Nell'area che circonda la centrale nucleare di Fukushima Daiichi c'è ancora qualcosa che non si vede. Non si vede, ma resta impressa negli edifici, nelle case, nelle scuole. Un fantasma radioattivo che ha la forma di minuscole particelle radioattive, ricche di cesio, ritrovate in un recente studio persino nella polvere di una scuola abbandonata che si trova a quasi 3 chilometri dalla centrale.
Particelle radioattive, un silenzioso invasore
La minaccia non risiede solo nella radioattività, quanto nelle dimensioni, che si aggirano solitamente sui 5 micrometri o anche meno.
"Date le dimensioni, queste particelle radioattive potrebbero raggiungere i recessi più profondi dei polmoni, depositandosi lì e creando problemi". A dirlo è Satoshi Utsunomiya, docente associato dell'Università di Kyushu, in Giappone, e autore principale dello studio appena pubblicato su Chemosphere, che vi linko qui.
L'incidente nucleare di Fukushima nel 2011 ha rilasciato una quantità considerevole di queste particelle radioattive, al punto che i ricercatori le hanno rinvenute nella regione di Kanto (nel 2021) e (nel 2019) fino a Tokyo, a ben 300 km di distanza.
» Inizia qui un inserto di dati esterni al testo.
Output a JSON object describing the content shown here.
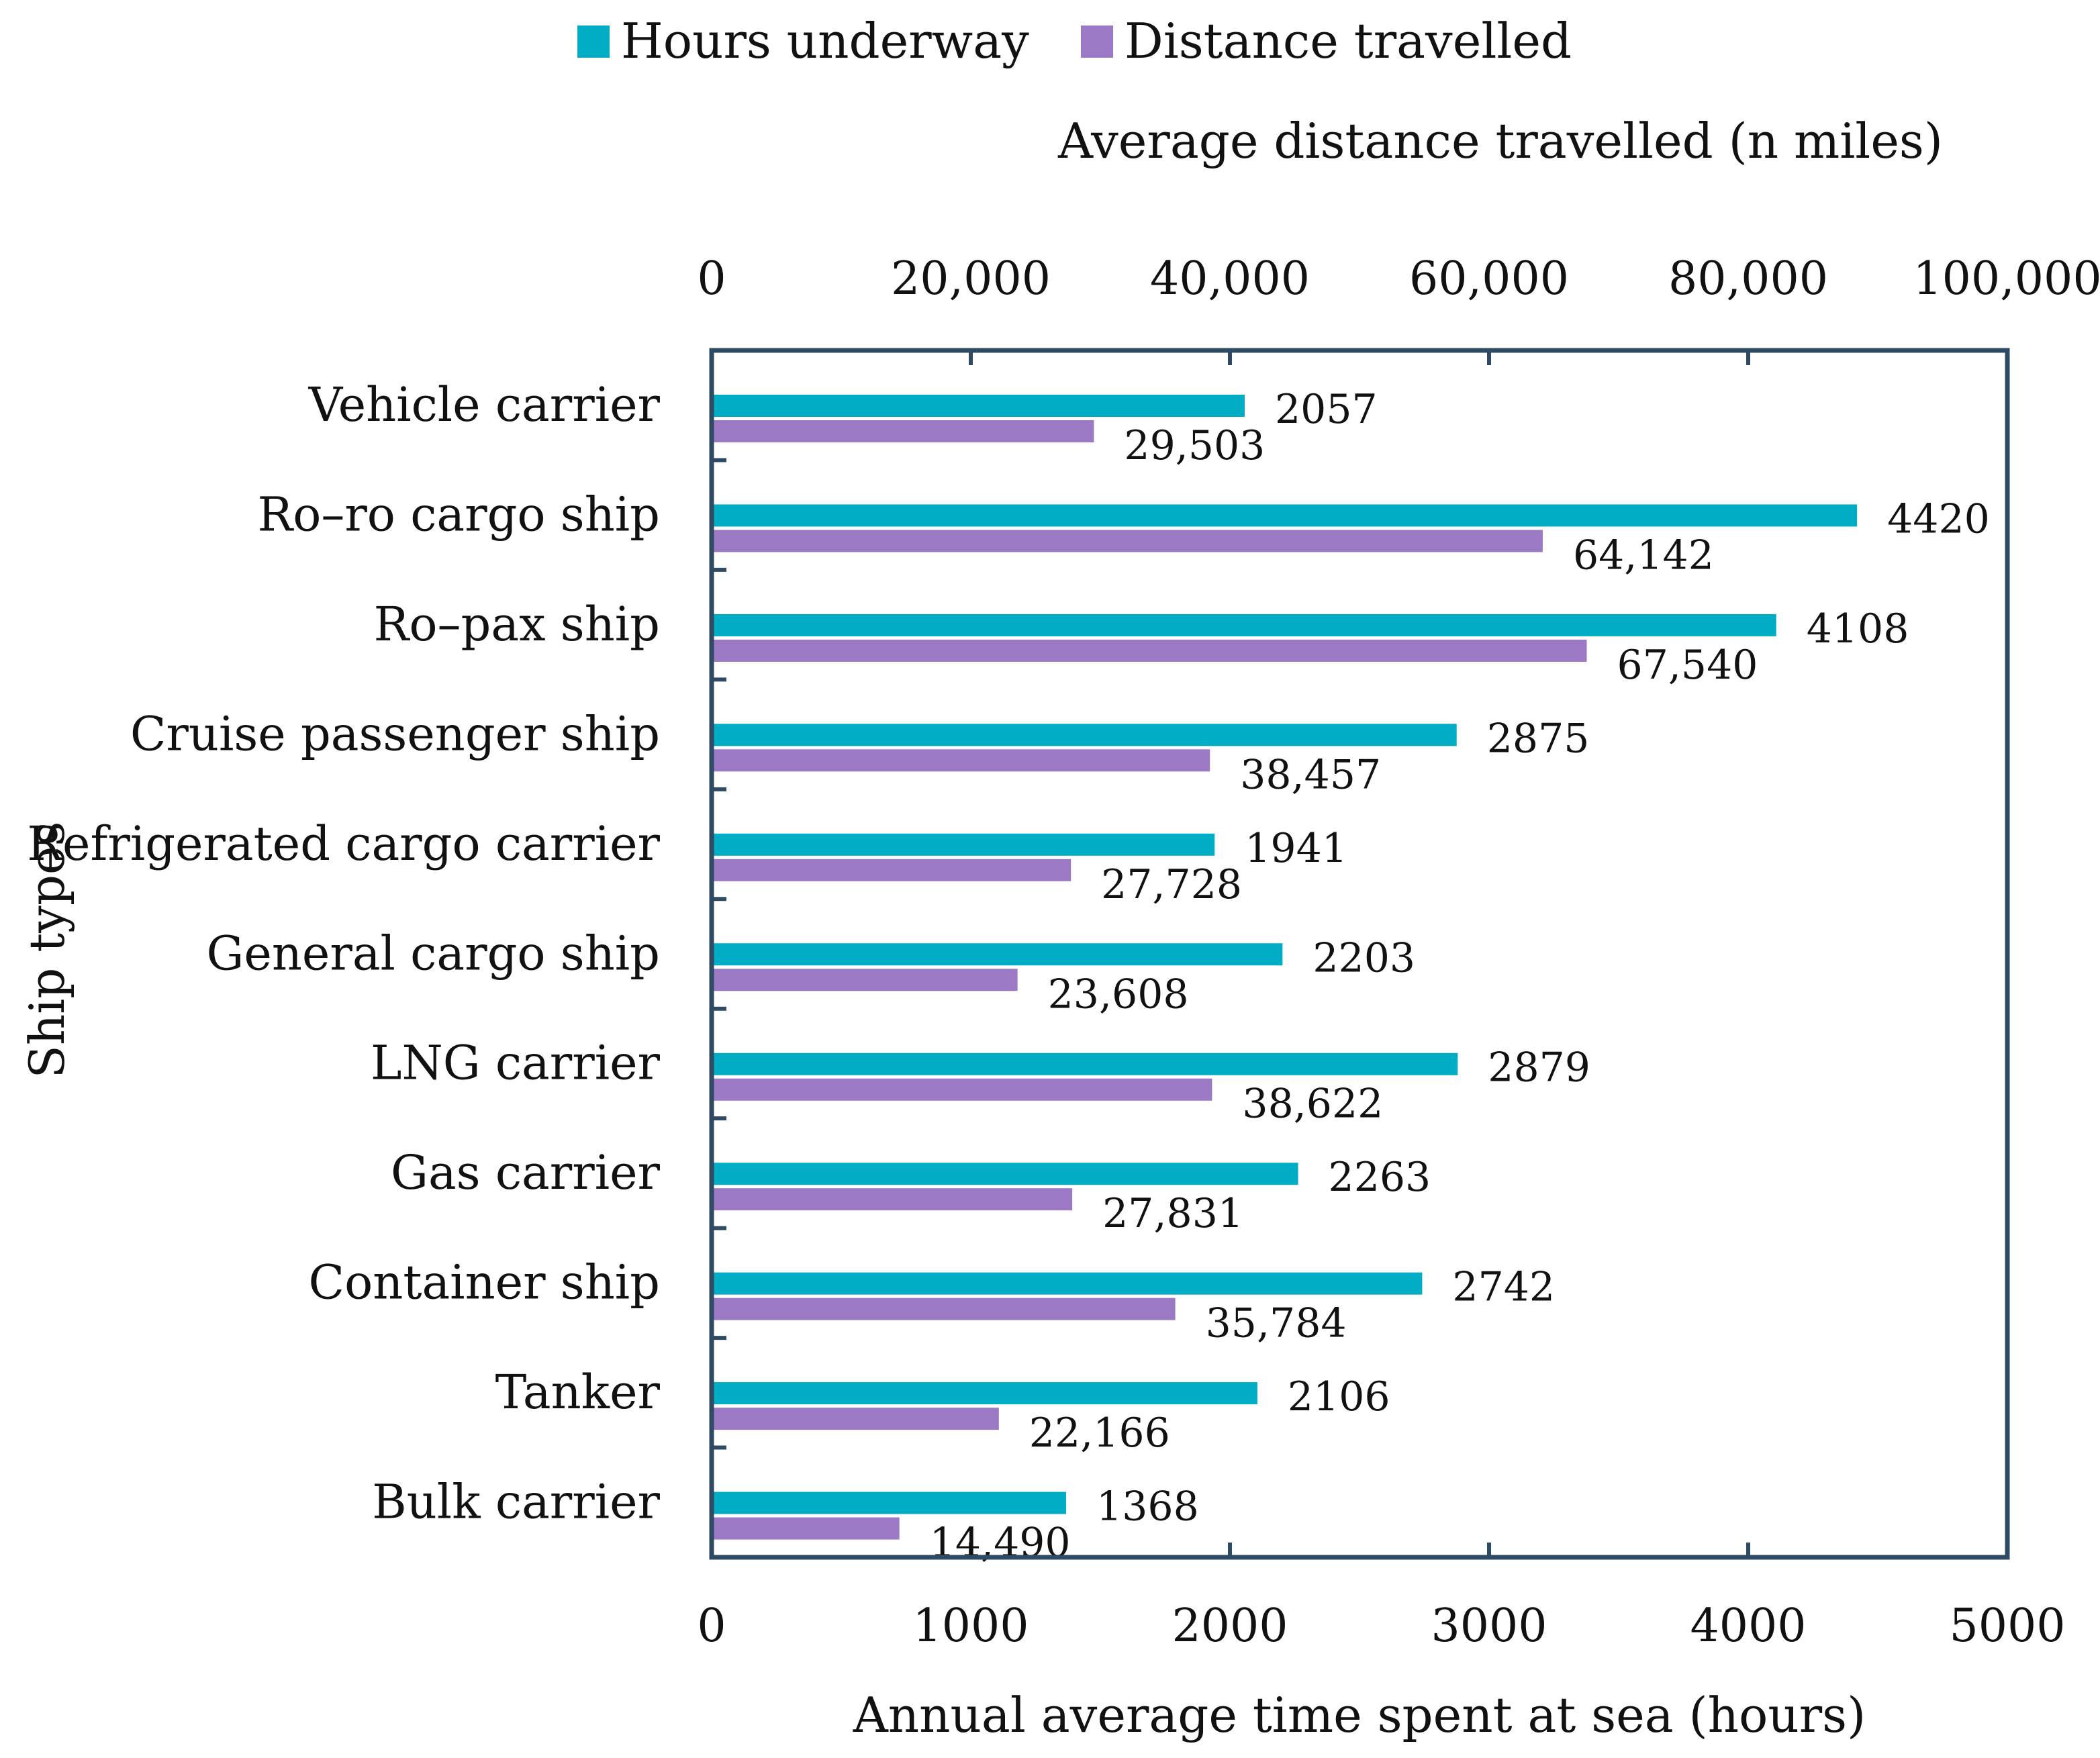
{
  "chart_data": {
    "type": "bar",
    "orientation": "horizontal",
    "categories": [
      "Vehicle carrier",
      "Ro–ro cargo ship",
      "Ro–pax ship",
      "Cruise passenger ship",
      "Refrigerated cargo carrier",
      "General cargo ship",
      "LNG carrier",
      "Gas carrier",
      "Container ship",
      "Tanker",
      "Bulk carrier"
    ],
    "series": [
      {
        "name": "Hours underway",
        "axis": "bottom",
        "color": "#00adc4",
        "values": [
          2057,
          4420,
          4108,
          2875,
          1941,
          2203,
          2879,
          2263,
          2742,
          2106,
          1368
        ],
        "labels": [
          "2057",
          "4420",
          "4108",
          "2875",
          "1941",
          "2203",
          "2879",
          "2263",
          "2742",
          "2106",
          "1368"
        ]
      },
      {
        "name": "Distance travelled",
        "axis": "top",
        "color": "#9b79c4",
        "values": [
          29503,
          64142,
          67540,
          38457,
          27728,
          23608,
          38622,
          27831,
          35784,
          22166,
          14490
        ],
        "labels": [
          "29,503",
          "64,142",
          "67,540",
          "38,457",
          "27,728",
          "23,608",
          "38,622",
          "27,831",
          "35,784",
          "22,166",
          "14,490"
        ]
      }
    ],
    "ylabel": "Ship types",
    "bottom_axis": {
      "title": "Annual average time spent at sea (hours)",
      "range": [
        0,
        5000
      ],
      "ticks": [
        0,
        1000,
        2000,
        3000,
        4000,
        5000
      ],
      "tick_labels": [
        "0",
        "1000",
        "2000",
        "3000",
        "4000",
        "5000"
      ]
    },
    "top_axis": {
      "title": "Average distance travelled (n miles)",
      "range": [
        0,
        100000
      ],
      "ticks": [
        0,
        20000,
        40000,
        60000,
        80000,
        100000
      ],
      "tick_labels": [
        "0",
        "20,000",
        "40,000",
        "60,000",
        "80,000",
        "100,000"
      ]
    },
    "legend_position": "top",
    "frame_color": "#2f4a63"
  }
}
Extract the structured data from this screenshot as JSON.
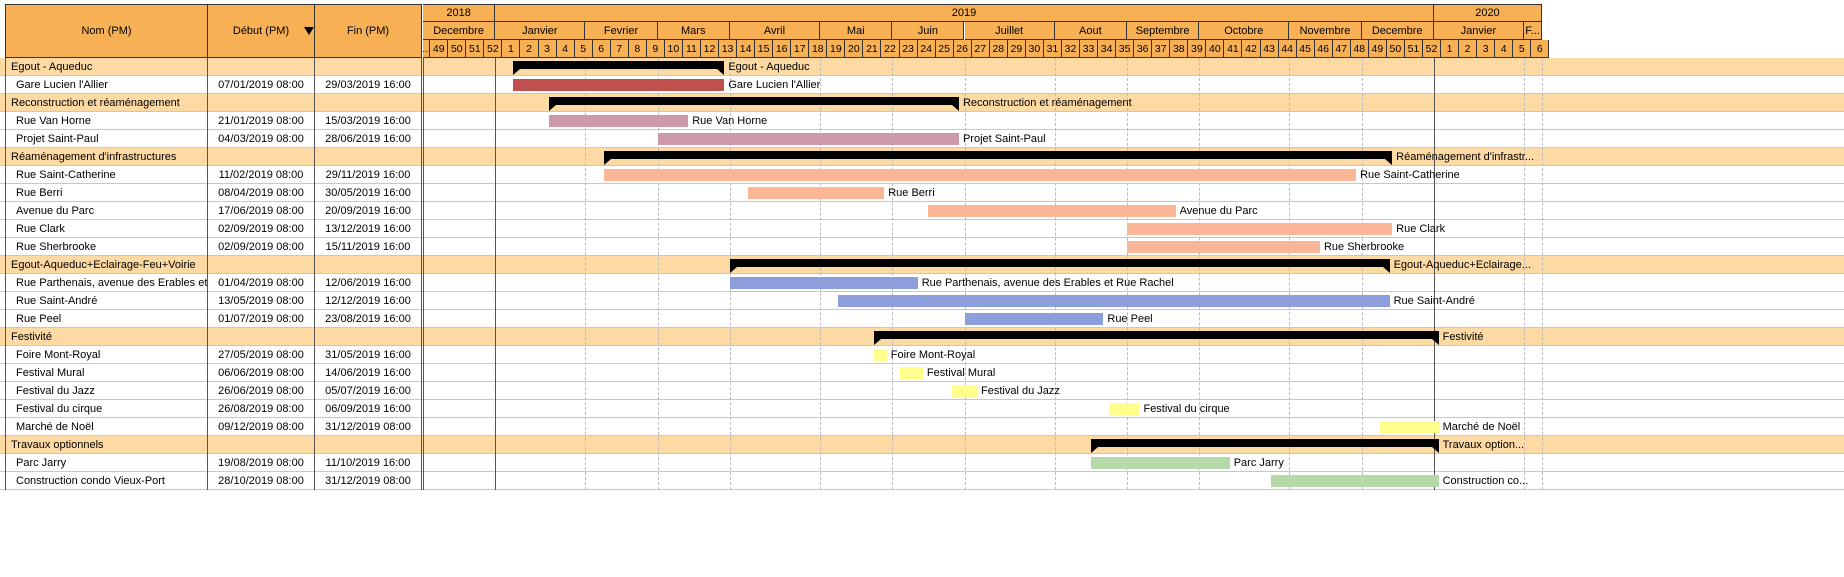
{
  "columns": {
    "name": "Nom (PM)",
    "start": "Début (PM)",
    "end": "Fin (PM)"
  },
  "sort_icon": "sort-descending-arrow-icon",
  "timeline": {
    "start_date": "2018-12-03",
    "first_week_partial_label": "...",
    "years": [
      {
        "label": "2018",
        "from": "2018-12-03",
        "to": "2018-12-31"
      },
      {
        "label": "2019",
        "from": "2018-12-31",
        "to": "2019-12-30"
      },
      {
        "label": "2020",
        "from": "2019-12-30",
        "to": "2020-02-10"
      }
    ],
    "months": [
      {
        "label": "Decembre",
        "from": "2018-12-03",
        "to": "2018-12-31"
      },
      {
        "label": "Janvier",
        "from": "2018-12-31",
        "to": "2019-02-04"
      },
      {
        "label": "Fevrier",
        "from": "2019-02-04",
        "to": "2019-03-04"
      },
      {
        "label": "Mars",
        "from": "2019-03-04",
        "to": "2019-04-01"
      },
      {
        "label": "Avril",
        "from": "2019-04-01",
        "to": "2019-05-06"
      },
      {
        "label": "Mai",
        "from": "2019-05-06",
        "to": "2019-06-03"
      },
      {
        "label": "Juin",
        "from": "2019-06-03",
        "to": "2019-07-01"
      },
      {
        "label": "Juillet",
        "from": "2019-07-01",
        "to": "2019-08-05"
      },
      {
        "label": "Aout",
        "from": "2019-08-05",
        "to": "2019-09-02"
      },
      {
        "label": "Septembre",
        "from": "2019-09-02",
        "to": "2019-09-30"
      },
      {
        "label": "Octobre",
        "from": "2019-09-30",
        "to": "2019-11-04"
      },
      {
        "label": "Novembre",
        "from": "2019-11-04",
        "to": "2019-12-02"
      },
      {
        "label": "Decembre",
        "from": "2019-12-02",
        "to": "2019-12-30"
      },
      {
        "label": "Janvier",
        "from": "2019-12-30",
        "to": "2020-02-03"
      },
      {
        "label": "F...",
        "from": "2020-02-03",
        "to": "2020-02-10"
      }
    ],
    "weeks": [
      "49",
      "50",
      "51",
      "52",
      "1",
      "2",
      "3",
      "4",
      "5",
      "6",
      "7",
      "8",
      "9",
      "10",
      "11",
      "12",
      "13",
      "14",
      "15",
      "16",
      "17",
      "18",
      "19",
      "20",
      "21",
      "22",
      "23",
      "24",
      "25",
      "26",
      "27",
      "28",
      "29",
      "30",
      "31",
      "32",
      "33",
      "34",
      "35",
      "36",
      "37",
      "38",
      "39",
      "40",
      "41",
      "42",
      "43",
      "44",
      "45",
      "46",
      "47",
      "48",
      "49",
      "50",
      "51",
      "52",
      "1",
      "2",
      "3",
      "4",
      "5",
      "6"
    ]
  },
  "colors": {
    "header": "#f8b055",
    "summary_row": "#fdd9a3",
    "summary_bar": "#000000"
  },
  "rows": [
    {
      "type": "summary",
      "name": "Egout - Aqueduc",
      "start": "",
      "end": "",
      "bar_start": "2019-01-07",
      "bar_end": "2019-03-29",
      "label": "Egout - Aqueduc"
    },
    {
      "type": "task",
      "name": "Gare Lucien l'Allier",
      "start": "07/01/2019 08:00",
      "end": "29/03/2019 16:00",
      "bar_start": "2019-01-07",
      "bar_end": "2019-03-29",
      "label": "Gare Lucien l'Allier",
      "color": "#c0504d"
    },
    {
      "type": "summary",
      "name": "Reconstruction et réaménagement",
      "start": "",
      "end": "",
      "bar_start": "2019-01-21",
      "bar_end": "2019-06-28",
      "label": "Reconstruction et réaménagement"
    },
    {
      "type": "task",
      "name": "Rue Van Horne",
      "start": "21/01/2019 08:00",
      "end": "15/03/2019 16:00",
      "bar_start": "2019-01-21",
      "bar_end": "2019-03-15",
      "label": "Rue Van Horne",
      "color": "#cc99aa"
    },
    {
      "type": "task",
      "name": "Projet Saint-Paul",
      "start": "04/03/2019 08:00",
      "end": "28/06/2019 16:00",
      "bar_start": "2019-03-04",
      "bar_end": "2019-06-28",
      "label": "Projet Saint-Paul",
      "color": "#cc99aa"
    },
    {
      "type": "summary",
      "name": "Réaménagement d'infrastructures",
      "start": "",
      "end": "",
      "bar_start": "2019-02-11",
      "bar_end": "2019-12-13",
      "label": "Réaménagement d'infrastr..."
    },
    {
      "type": "task",
      "name": "Rue Saint-Catherine",
      "start": "11/02/2019 08:00",
      "end": "29/11/2019 16:00",
      "bar_start": "2019-02-11",
      "bar_end": "2019-11-29",
      "label": "Rue Saint-Catherine",
      "color": "#fbb597"
    },
    {
      "type": "task",
      "name": "Rue Berri",
      "start": "08/04/2019 08:00",
      "end": "30/05/2019 16:00",
      "bar_start": "2019-04-08",
      "bar_end": "2019-05-30",
      "label": "Rue Berri",
      "color": "#fbb597"
    },
    {
      "type": "task",
      "name": "Avenue du Parc",
      "start": "17/06/2019 08:00",
      "end": "20/09/2019 16:00",
      "bar_start": "2019-06-17",
      "bar_end": "2019-09-20",
      "label": "Avenue du Parc",
      "color": "#fbb597"
    },
    {
      "type": "task",
      "name": "Rue Clark",
      "start": "02/09/2019 08:00",
      "end": "13/12/2019 16:00",
      "bar_start": "2019-09-02",
      "bar_end": "2019-12-13",
      "label": "Rue Clark",
      "color": "#fbb597"
    },
    {
      "type": "task",
      "name": "Rue Sherbrooke",
      "start": "02/09/2019 08:00",
      "end": "15/11/2019 16:00",
      "bar_start": "2019-09-02",
      "bar_end": "2019-11-15",
      "label": "Rue Sherbrooke",
      "color": "#fbb597"
    },
    {
      "type": "summary",
      "name": "Egout-Aqueduc+Eclairage-Feu+Voirie",
      "start": "",
      "end": "",
      "bar_start": "2019-04-01",
      "bar_end": "2019-12-12",
      "label": "Egout-Aqueduc+Eclairage..."
    },
    {
      "type": "task",
      "name": "Rue Parthenais, avenue des Erables et Rue...",
      "start": "01/04/2019 08:00",
      "end": "12/06/2019 16:00",
      "bar_start": "2019-04-01",
      "bar_end": "2019-06-12",
      "label": "Rue Parthenais, avenue des Erables et Rue Rachel",
      "color": "#8c9fdc"
    },
    {
      "type": "task",
      "name": "Rue Saint-André",
      "start": "13/05/2019 08:00",
      "end": "12/12/2019 16:00",
      "bar_start": "2019-05-13",
      "bar_end": "2019-12-12",
      "label": "Rue Saint-André",
      "color": "#8c9fdc"
    },
    {
      "type": "task",
      "name": "Rue Peel",
      "start": "01/07/2019 08:00",
      "end": "23/08/2019 16:00",
      "bar_start": "2019-07-01",
      "bar_end": "2019-08-23",
      "label": "Rue Peel",
      "color": "#8c9fdc"
    },
    {
      "type": "summary",
      "name": "Festivité",
      "start": "",
      "end": "",
      "bar_start": "2019-05-27",
      "bar_end": "2019-12-31",
      "label": "Festivité"
    },
    {
      "type": "task",
      "name": "Foire Mont-Royal",
      "start": "27/05/2019 08:00",
      "end": "31/05/2019 16:00",
      "bar_start": "2019-05-27",
      "bar_end": "2019-05-31",
      "label": "Foire Mont-Royal",
      "color": "#ffff8c"
    },
    {
      "type": "task",
      "name": "Festival Mural",
      "start": "06/06/2019 08:00",
      "end": "14/06/2019 16:00",
      "bar_start": "2019-06-06",
      "bar_end": "2019-06-14",
      "label": "Festival Mural",
      "color": "#ffff8c"
    },
    {
      "type": "task",
      "name": "Festival du Jazz",
      "start": "26/06/2019 08:00",
      "end": "05/07/2019 16:00",
      "bar_start": "2019-06-26",
      "bar_end": "2019-07-05",
      "label": "Festival du Jazz",
      "color": "#ffff8c"
    },
    {
      "type": "task",
      "name": "Festival du cirque",
      "start": "26/08/2019 08:00",
      "end": "06/09/2019 16:00",
      "bar_start": "2019-08-26",
      "bar_end": "2019-09-06",
      "label": "Festival du cirque",
      "color": "#ffff8c"
    },
    {
      "type": "task",
      "name": "Marché de Noël",
      "start": "09/12/2019 08:00",
      "end": "31/12/2019 08:00",
      "bar_start": "2019-12-09",
      "bar_end": "2019-12-31",
      "label": "Marché de Noël",
      "color": "#ffff8c"
    },
    {
      "type": "summary",
      "name": "Travaux optionnels",
      "start": "",
      "end": "",
      "bar_start": "2019-08-19",
      "bar_end": "2019-12-31",
      "label": "Travaux option..."
    },
    {
      "type": "task",
      "name": "Parc Jarry",
      "start": "19/08/2019 08:00",
      "end": "11/10/2019 16:00",
      "bar_start": "2019-08-19",
      "bar_end": "2019-10-11",
      "label": "Parc Jarry",
      "color": "#b5d9a8"
    },
    {
      "type": "task",
      "name": "Construction condo Vieux-Port",
      "start": "28/10/2019 08:00",
      "end": "31/12/2019 08:00",
      "bar_start": "2019-10-28",
      "bar_end": "2019-12-31",
      "label": "Construction co...",
      "color": "#b5d9a8"
    }
  ]
}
Quella che mancava era una conferma della possibile presenza di queste particelle anche all'interno degli edifici. Bene: cioè male. Questa conferma è arrivata, ed è anche troppo tardiva e poco aggiornata.

Fotografia di un disastro
All'entrata di una scuola abbandonata, vi dicevo, Utsunomiya e il suo team hanno trovato un paesaggio sospeso nel tempo. Sei anni dopo il disastro, nel 2017, tutto era rimasto esattamente com'era al momento del terremoto. La polvere che rivestiva le superfici era come una time capsule, un resoconto tangibile del disastro. Ma questa polvere racchiudeva un segreto inquietante.
"Abbiamo trovato microparticelle radioattive di cesio sia all'ingresso della scuola sia al secondo piano, con concentrazioni maggiori vicino alla porta" afferma Utsunomiya. Questo rilevamento, reso pubblico solo oggi, è rilevante poiché suggerisce che queste particelle radioattive possano accumularsi e creare delle "zone calde" di radioattività, persino all'interno degli edifici.
Particelle radioattive: nel frattempo, come è evoluta la situazione?
Data la tempistica della ricerca (Covid e altre lungaggini che hanno portato la pubblicazione di questi risultati solo ora, a 6 anni dal rilevamento) Utsunomiya e il professor Gareth Law, della University of Helsinki in Finlandia, coautore, chiedono a gran voce che siano fatti ulteriori studi.
Non è ancora del tutto chiaro il preciso impatto sulla salute di queste particelle radioattive, ed analizzare la loro presenza negli ambienti interni delle zone colpite dalle radiazioni di Fukushima è cruciale.
"Sento che è nostro dovere condurre ricerche scientifiche rigorose sugli eventi tragici di Fukushima, scoprire e divulgare nuove conoscenze che saranno importanti per la società e la prossima generazione" dichiara Utsunomiya.
Che si fa adesso?
Ogni possibile, lunghissimo sforzo di bonifica per consentire che la vita riprenda il suo corso richiederà una profonda conoscenza delle forme e dell'entità della contaminazione negli edifici, per garantire la sicurezza di lavoratori e potenziali occupanti. E sembra che non ci sia troppa voglia di approfondire la questione.
Il Giappone ha troppo bisogno di liberarsene, nell'anno in cui sverserà nell'Oceano Pacifico tutte le acque radioattive che ha custodito fino ad oggi. Un passo avanti o un rischio ulteriore? Solo il tempo potrà dirlo.